Training derived from national or European law falls under compulsory training. Training that follows from a collective labour agreement or a legal position regulation is also included. Also a training course that is functionally necessary or provides for continuation in case the function becomes vacant. A training course or education that you, as an employee, must take for the professional qualification does not automatically fall under compulsory training. The main condition is that the employer is obliged under a scheme to offer certain training to employees.

Ancillary activities

Ancillary activities are work you do in addition to the activities in your job description, such as organising company outings or running your own business. These activities may be agreed in the employment contract, but these activities may also be prohibited. Since the beginning of August ’22, an objective justification is required to invoke an ancillary activities clause. An example of an objective justification ground is when you engage in activities that could damage the organisation’s image.

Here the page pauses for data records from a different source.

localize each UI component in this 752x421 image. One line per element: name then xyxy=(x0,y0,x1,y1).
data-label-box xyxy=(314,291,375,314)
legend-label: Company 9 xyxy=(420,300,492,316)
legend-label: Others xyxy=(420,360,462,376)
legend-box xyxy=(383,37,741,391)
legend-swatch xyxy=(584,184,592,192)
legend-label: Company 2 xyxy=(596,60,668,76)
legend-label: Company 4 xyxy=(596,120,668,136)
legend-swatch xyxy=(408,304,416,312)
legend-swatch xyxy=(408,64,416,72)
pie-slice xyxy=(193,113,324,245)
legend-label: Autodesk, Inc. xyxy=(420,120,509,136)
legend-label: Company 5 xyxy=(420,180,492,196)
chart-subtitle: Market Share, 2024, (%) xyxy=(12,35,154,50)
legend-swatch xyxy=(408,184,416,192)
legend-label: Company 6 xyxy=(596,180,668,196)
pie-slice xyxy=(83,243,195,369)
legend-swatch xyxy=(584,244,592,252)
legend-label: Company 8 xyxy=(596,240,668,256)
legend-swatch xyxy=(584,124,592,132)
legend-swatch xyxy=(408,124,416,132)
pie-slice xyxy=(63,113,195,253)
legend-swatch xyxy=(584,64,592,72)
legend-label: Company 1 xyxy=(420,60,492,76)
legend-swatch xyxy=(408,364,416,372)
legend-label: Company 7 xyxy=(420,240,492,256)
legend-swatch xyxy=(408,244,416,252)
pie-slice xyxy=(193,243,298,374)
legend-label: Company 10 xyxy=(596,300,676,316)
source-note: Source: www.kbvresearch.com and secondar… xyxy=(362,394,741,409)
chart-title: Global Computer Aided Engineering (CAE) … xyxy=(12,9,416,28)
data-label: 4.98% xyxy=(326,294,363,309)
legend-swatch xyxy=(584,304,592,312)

Extended duty of disclosure

The employer’s duty to inform has been extended to include the following topics. The employee must be informed about:

  • The procedure surrounding the termination of the employment contract, including the requirements, end date and expiry dates;
  • the forms of paid leave;
  • the duration and conditions of the probationary period;
  • salary, including deadlines, amount, components and method of payment;
  • The right to training, its content and scope;
  • what the employee is insured about and which bodies administer it;
  • the name of the hirer in case of a temporary employment contract;
  • employment conditions, allowances and expenses and links in case of secondment from the Netherlands to another EU country.

A difference exists between people with fixed working hours and unpredictable working hours. With predictable working hours, the employer must inform about the length of the working period and overtime pay. With unpredictable working hours, you have to be informed about

  • the times you have to work;
  • the minimum number of paid hours;
  • the salary for the hours above the minimum number of working hours;
  • the minimum time for convocation (at least four days in advance).

A final change for employers is that they are no longer obliged to designate one or more workstations if the employee does not have a fixed workplace. It can then be indicated that you are free to determine your own workplace.

As an employee, you cannot be disadvantaged when you want to perform any of these subjects. Therefore, terminating the employment contract cannot be done for any of these reasons.